Solution

Prove each of the following for a given positive integer $n$:

  1. $5 \mid n$ if and only if the last digit of $n$ is a $0$ or $5$
  2. $9 \mid n$ if and only if the sum of the digits of $n$ is divisible by $9$
  3. $3 \mid n$ if and only if the sum of the digits of $n$ is divisible by $3$

Suppose $n$ has digits $d_n d_{n-1} \cdots d_2 d_1 d_0$.

  1. If we wish to show that $5 \mid n$ if and only if the last digit of $n$ is a $0$ or $5$:

    $$\begin{array}{rcl} n &=& 10^n d_n + 10^{n-1} d_{n-1} + \cdots + 10^2 d_2 + 10 d_1 + d_0\\\\ &=& 10(10^{n-1} d_n + 10^{n-2} d_{n-1} + \cdots + 10 d_2 + d_1) + d_0 \end{array}$$

    Looking at the first term, it is clear that $5$ divides $10(10^{n-1} d_n + 10^{n-2} d_{n-1} + \cdots + 10 d_2 + d_1)$ since $5 \mid 10$. Consequently, $5 \mid n$ if and only if $5$ divides the last term (i.e., $5 \mid d_0$).
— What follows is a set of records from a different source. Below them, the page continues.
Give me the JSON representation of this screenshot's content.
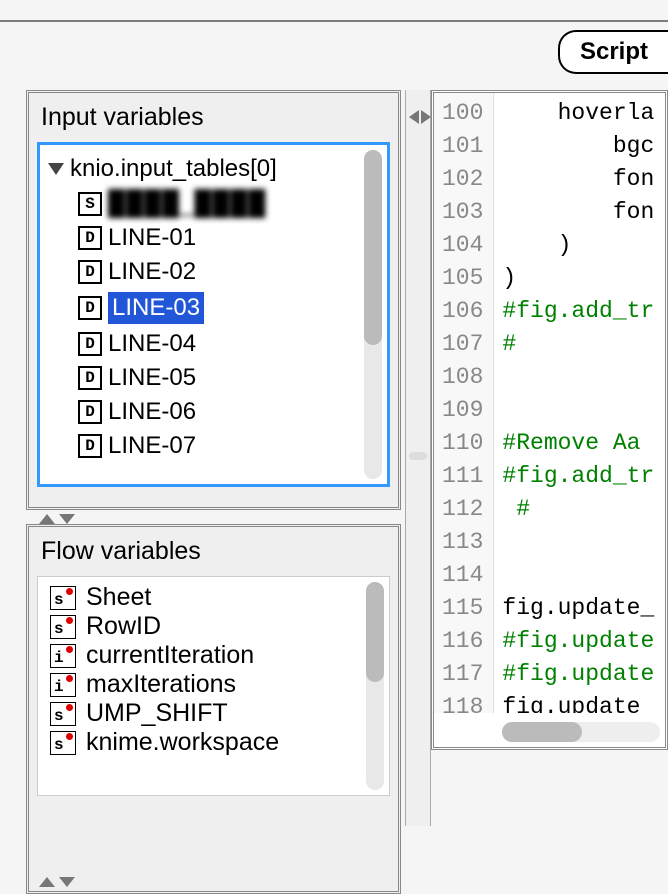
{
  "tab": {
    "label": "Script"
  },
  "input_variables": {
    "title": "Input variables",
    "root": "knio.input_tables[0]",
    "columns": [
      {
        "type": "S",
        "name": "████_████"
      },
      {
        "type": "D",
        "name": "LINE-01"
      },
      {
        "type": "D",
        "name": "LINE-02"
      },
      {
        "type": "D",
        "name": "LINE-03",
        "selected": true
      },
      {
        "type": "D",
        "name": "LINE-04"
      },
      {
        "type": "D",
        "name": "LINE-05"
      },
      {
        "type": "D",
        "name": "LINE-06"
      },
      {
        "type": "D",
        "name": "LINE-07"
      }
    ]
  },
  "flow_variables": {
    "title": "Flow variables",
    "items": [
      {
        "type": "s",
        "name": "Sheet"
      },
      {
        "type": "s",
        "name": "RowID"
      },
      {
        "type": "i",
        "name": "currentIteration"
      },
      {
        "type": "i",
        "name": "maxIterations"
      },
      {
        "type": "s",
        "name": "UMP_SHIFT"
      },
      {
        "type": "s",
        "name": "knime.workspace"
      }
    ]
  },
  "editor": {
    "first_line": 100,
    "lines": [
      {
        "num": 100,
        "text": "    hoverla",
        "cls": "t-normal"
      },
      {
        "num": 101,
        "text": "        bgc",
        "cls": "t-normal"
      },
      {
        "num": 102,
        "text": "        fon",
        "cls": "t-normal"
      },
      {
        "num": 103,
        "text": "        fon",
        "cls": "t-normal"
      },
      {
        "num": 104,
        "text": "    )",
        "cls": "t-normal"
      },
      {
        "num": 105,
        "text": ")",
        "cls": "t-normal"
      },
      {
        "num": 106,
        "text": "#fig.add_tr",
        "cls": "t-comment"
      },
      {
        "num": 107,
        "text": "#",
        "cls": "t-comment"
      },
      {
        "num": 108,
        "text": "",
        "cls": "t-normal"
      },
      {
        "num": 109,
        "text": "",
        "cls": "t-normal"
      },
      {
        "num": 110,
        "text": "#Remove Aa ",
        "cls": "t-comment"
      },
      {
        "num": 111,
        "text": "#fig.add_tr",
        "cls": "t-comment"
      },
      {
        "num": 112,
        "text": " #",
        "cls": "t-comment"
      },
      {
        "num": 113,
        "text": "",
        "cls": "t-normal"
      },
      {
        "num": 114,
        "text": "",
        "cls": "t-normal"
      },
      {
        "num": 115,
        "text": "fig.update_",
        "cls": "t-normal"
      },
      {
        "num": 116,
        "text": "#fig.update",
        "cls": "t-comment"
      },
      {
        "num": 117,
        "text": "#fig.update",
        "cls": "t-comment"
      },
      {
        "num": 118,
        "text": "fig.update_",
        "cls": "t-normal"
      }
    ]
  }
}
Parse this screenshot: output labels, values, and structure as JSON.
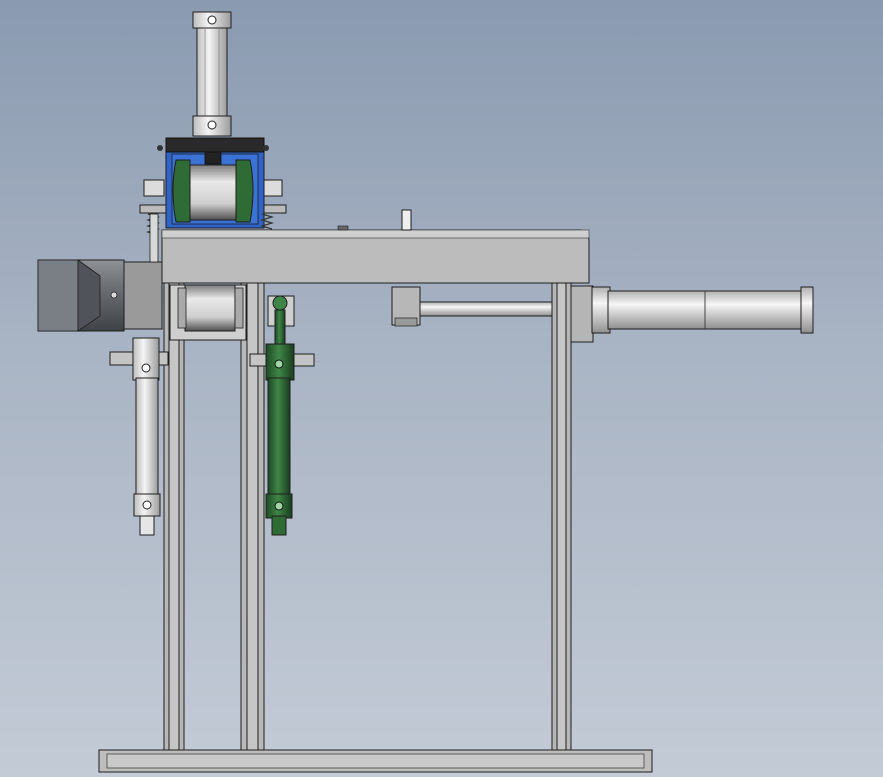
{
  "scene": {
    "background_top": "#8a9ab0",
    "background_bottom": "#c3cbd6",
    "frame_color": "#b8b8b8",
    "steel_color": "#d0d0d0",
    "blue_bracket_color": "#2f63c8",
    "green_cylinder_color": "#2e6b35",
    "motor_color": "#5e6268",
    "outline_color": "#1e1e1e"
  },
  "components": {
    "vertical_cylinder": "pneumatic-cylinder-vertical",
    "horizontal_cylinder": "pneumatic-cylinder-horizontal",
    "left_cylinder": "pneumatic-cylinder-left",
    "green_cylinder": "pneumatic-cylinder-green",
    "motor": "servo-motor",
    "roller_upper": "roller-upper",
    "roller_lower": "roller-lower",
    "bracket": "blue-bracket",
    "springs": "compression-spring",
    "frame": "machine-frame",
    "base": "base-plate"
  }
}
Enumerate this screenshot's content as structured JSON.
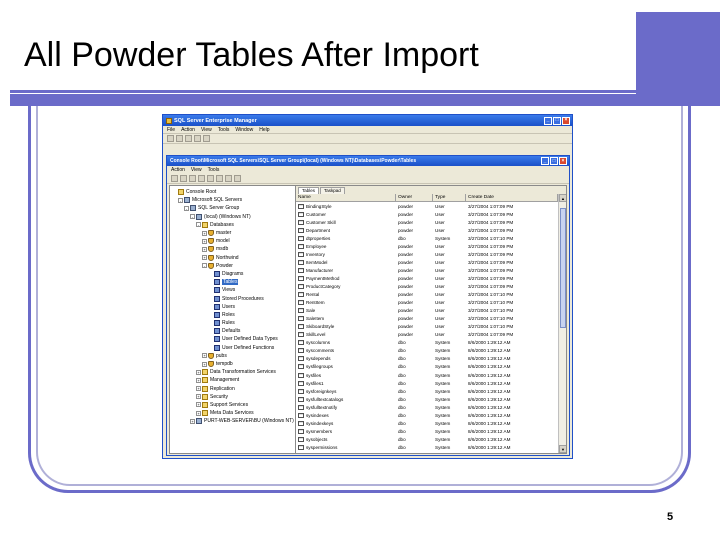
{
  "slide": {
    "title": "All Powder Tables After Import",
    "page_number": "5",
    "accent_color": "#6b6bc9"
  },
  "window": {
    "title": "SQL Server Enterprise Manager",
    "menu": [
      "File",
      "Action",
      "View",
      "Tools",
      "Window",
      "Help"
    ]
  },
  "inner_window": {
    "title": "Console Root\\Microsoft SQL Servers\\SQL Server Group\\(local) (Windows NT)\\Databases\\Powder\\Tables",
    "menu": [
      "Action",
      "View",
      "Tools"
    ]
  },
  "tree": [
    {
      "label": "Console Root",
      "level": 0,
      "icon": "folder",
      "exp": ""
    },
    {
      "label": "Microsoft SQL Servers",
      "level": 1,
      "icon": "srv",
      "exp": "-"
    },
    {
      "label": "SQL Server Group",
      "level": 2,
      "icon": "srv",
      "exp": "-"
    },
    {
      "label": "(local) (Windows NT)",
      "level": 3,
      "icon": "srv",
      "exp": "-"
    },
    {
      "label": "Databases",
      "level": 4,
      "icon": "folder",
      "exp": "-"
    },
    {
      "label": "master",
      "level": 5,
      "icon": "db",
      "exp": "+"
    },
    {
      "label": "model",
      "level": 5,
      "icon": "db",
      "exp": "+"
    },
    {
      "label": "msdb",
      "level": 5,
      "icon": "db",
      "exp": "+"
    },
    {
      "label": "Northwind",
      "level": 5,
      "icon": "db",
      "exp": "+"
    },
    {
      "label": "Powder",
      "level": 5,
      "icon": "db",
      "exp": "-"
    },
    {
      "label": "Diagrams",
      "level": 6,
      "icon": "obj",
      "exp": ""
    },
    {
      "label": "Tables",
      "level": 6,
      "icon": "obj",
      "exp": "",
      "selected": true
    },
    {
      "label": "Views",
      "level": 6,
      "icon": "obj",
      "exp": ""
    },
    {
      "label": "Stored Procedures",
      "level": 6,
      "icon": "obj",
      "exp": ""
    },
    {
      "label": "Users",
      "level": 6,
      "icon": "obj",
      "exp": ""
    },
    {
      "label": "Roles",
      "level": 6,
      "icon": "obj",
      "exp": ""
    },
    {
      "label": "Rules",
      "level": 6,
      "icon": "obj",
      "exp": ""
    },
    {
      "label": "Defaults",
      "level": 6,
      "icon": "obj",
      "exp": ""
    },
    {
      "label": "User Defined Data Types",
      "level": 6,
      "icon": "obj",
      "exp": ""
    },
    {
      "label": "User Defined Functions",
      "level": 6,
      "icon": "obj",
      "exp": ""
    },
    {
      "label": "pubs",
      "level": 5,
      "icon": "db",
      "exp": "+"
    },
    {
      "label": "tempdb",
      "level": 5,
      "icon": "db",
      "exp": "+"
    },
    {
      "label": "Data Transformation Services",
      "level": 4,
      "icon": "folder",
      "exp": "+"
    },
    {
      "label": "Management",
      "level": 4,
      "icon": "folder",
      "exp": "+"
    },
    {
      "label": "Replication",
      "level": 4,
      "icon": "folder",
      "exp": "+"
    },
    {
      "label": "Security",
      "level": 4,
      "icon": "folder",
      "exp": "+"
    },
    {
      "label": "Support Services",
      "level": 4,
      "icon": "folder",
      "exp": "+"
    },
    {
      "label": "Meta Data Services",
      "level": 4,
      "icon": "folder",
      "exp": "+"
    },
    {
      "label": "PURT-WEB-SERVER\\BU (Windows NT)",
      "level": 3,
      "icon": "srv",
      "exp": "+"
    }
  ],
  "tabs": [
    "Tables",
    "Taskpad"
  ],
  "columns": [
    "Name",
    "Owner",
    "Type",
    "Create Date"
  ],
  "rows": [
    [
      "BindingStyle",
      "powder",
      "User",
      "3/27/2004 1:07:09 PM"
    ],
    [
      "Customer",
      "powder",
      "User",
      "3/27/2004 1:07:09 PM"
    ],
    [
      "Customer Skill",
      "powder",
      "User",
      "3/27/2004 1:07:09 PM"
    ],
    [
      "Department",
      "powder",
      "User",
      "3/27/2004 1:07:09 PM"
    ],
    [
      "dtproperties",
      "dbo",
      "System",
      "3/27/2004 1:07:10 PM"
    ],
    [
      "Employee",
      "powder",
      "User",
      "3/27/2004 1:07:09 PM"
    ],
    [
      "Inventory",
      "powder",
      "User",
      "3/27/2004 1:07:09 PM"
    ],
    [
      "ItemModel",
      "powder",
      "User",
      "3/27/2004 1:07:09 PM"
    ],
    [
      "Manufacturer",
      "powder",
      "User",
      "3/27/2004 1:07:09 PM"
    ],
    [
      "PaymentMethod",
      "powder",
      "User",
      "3/27/2004 1:07:09 PM"
    ],
    [
      "ProductCategory",
      "powder",
      "User",
      "3/27/2004 1:07:09 PM"
    ],
    [
      "Rental",
      "powder",
      "User",
      "3/27/2004 1:07:10 PM"
    ],
    [
      "RentItem",
      "powder",
      "User",
      "3/27/2004 1:07:10 PM"
    ],
    [
      "Sale",
      "powder",
      "User",
      "3/27/2004 1:07:10 PM"
    ],
    [
      "SaleItem",
      "powder",
      "User",
      "3/27/2004 1:07:10 PM"
    ],
    [
      "SkiboardStyle",
      "powder",
      "User",
      "3/27/2004 1:07:10 PM"
    ],
    [
      "SkillLevel",
      "powder",
      "User",
      "3/27/2004 1:07:09 PM"
    ],
    [
      "syscolumns",
      "dbo",
      "System",
      "8/6/2000 1:29:12 AM"
    ],
    [
      "syscomments",
      "dbo",
      "System",
      "8/6/2000 1:29:12 AM"
    ],
    [
      "sysdepends",
      "dbo",
      "System",
      "8/6/2000 1:29:12 AM"
    ],
    [
      "sysfilegroups",
      "dbo",
      "System",
      "8/6/2000 1:29:12 AM"
    ],
    [
      "sysfiles",
      "dbo",
      "System",
      "8/6/2000 1:29:12 AM"
    ],
    [
      "sysfiles1",
      "dbo",
      "System",
      "8/6/2000 1:29:12 AM"
    ],
    [
      "sysforeignkeys",
      "dbo",
      "System",
      "8/6/2000 1:29:12 AM"
    ],
    [
      "sysfulltextcatalogs",
      "dbo",
      "System",
      "8/6/2000 1:29:12 AM"
    ],
    [
      "sysfulltextnotify",
      "dbo",
      "System",
      "8/6/2000 1:29:12 AM"
    ],
    [
      "sysindexes",
      "dbo",
      "System",
      "8/6/2000 1:29:12 AM"
    ],
    [
      "sysindexkeys",
      "dbo",
      "System",
      "8/6/2000 1:29:12 AM"
    ],
    [
      "sysmembers",
      "dbo",
      "System",
      "8/6/2000 1:29:12 AM"
    ],
    [
      "sysobjects",
      "dbo",
      "System",
      "8/6/2000 1:29:12 AM"
    ],
    [
      "syspermissions",
      "dbo",
      "System",
      "8/6/2000 1:29:12 AM"
    ],
    [
      "sysproperties",
      "dbo",
      "System",
      "8/6/2000 1:29:12 AM"
    ],
    [
      "sysprotects",
      "dbo",
      "System",
      "8/6/2000 1:29:12 AM"
    ]
  ]
}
    Since a digit (like $d_0$) can only take on the integer values from $0$ to $9$, that leaves only two possibilities. $5 \mid n$ if and only if $d_0$ (the last digit) is a $0$ or a $5$, which is what we hoped to show.
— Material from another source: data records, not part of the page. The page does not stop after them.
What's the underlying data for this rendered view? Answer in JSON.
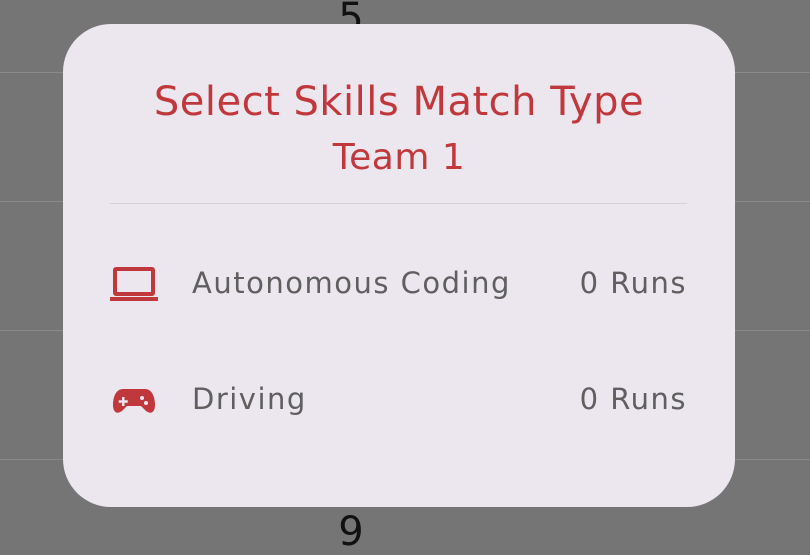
{
  "background": {
    "numbers": [
      "5",
      "9"
    ]
  },
  "dialog": {
    "title": "Select Skills Match Type",
    "subtitle": "Team 1",
    "options": [
      {
        "icon": "laptop-icon",
        "label": "Autonomous Coding",
        "count": "0 Runs"
      },
      {
        "icon": "gamepad-icon",
        "label": "Driving",
        "count": "0 Runs"
      }
    ]
  },
  "colors": {
    "accent": "#c1383c",
    "dialog_bg": "#ece7ef",
    "scrim": "#757575",
    "secondary_text": "#5f5f5f"
  }
}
  2. If we wish to show $9 \mid n$ if and only if the sum of the digits of $n$ is divisible by $9$, we again start with

    $$n = 10^n d_n + 10^{n-1} d_{n-1} + \cdots + 10^2 d_2 + 10 d_1 + d_0$$

    The sum of the digits of $n$ is $(d_n + d_{n-1} + \cdots d_2 + d_1 + d_0)$, so let us separate out this piece, and see what is left:

    $$n = (\underbrace{999\cdots9}_{n \textrm{ nines}} d_n + \underbrace{99\cdots9}_{n-1 \textrm{ nines}} d_{n-1} + \cdots + 99 d_2 + 9 d_1) + (d_n + d_{n-1} + \cdots d_2 + d_1 + d_0)$$

    Clearly, $9$ divides the first expression in parentheses -- so if it is to divide the entire expression (and hence $n$), it must also divide the second expression in parentheses, $(d_n + d_{n-1} + \cdots d_2 + d_1 + d_0)$. The reverse holds as well, if $9$ divides the second expression, it will divide the sum of the two expressions, being a common factor. Consequently, $9 \mid n$ if and only if the sum of the digits of $n$ is divisible by $9$, which is what we hoped to show.

  3. This argument is almost identical to the one used in part (b), except that we pull out a factor of $3$...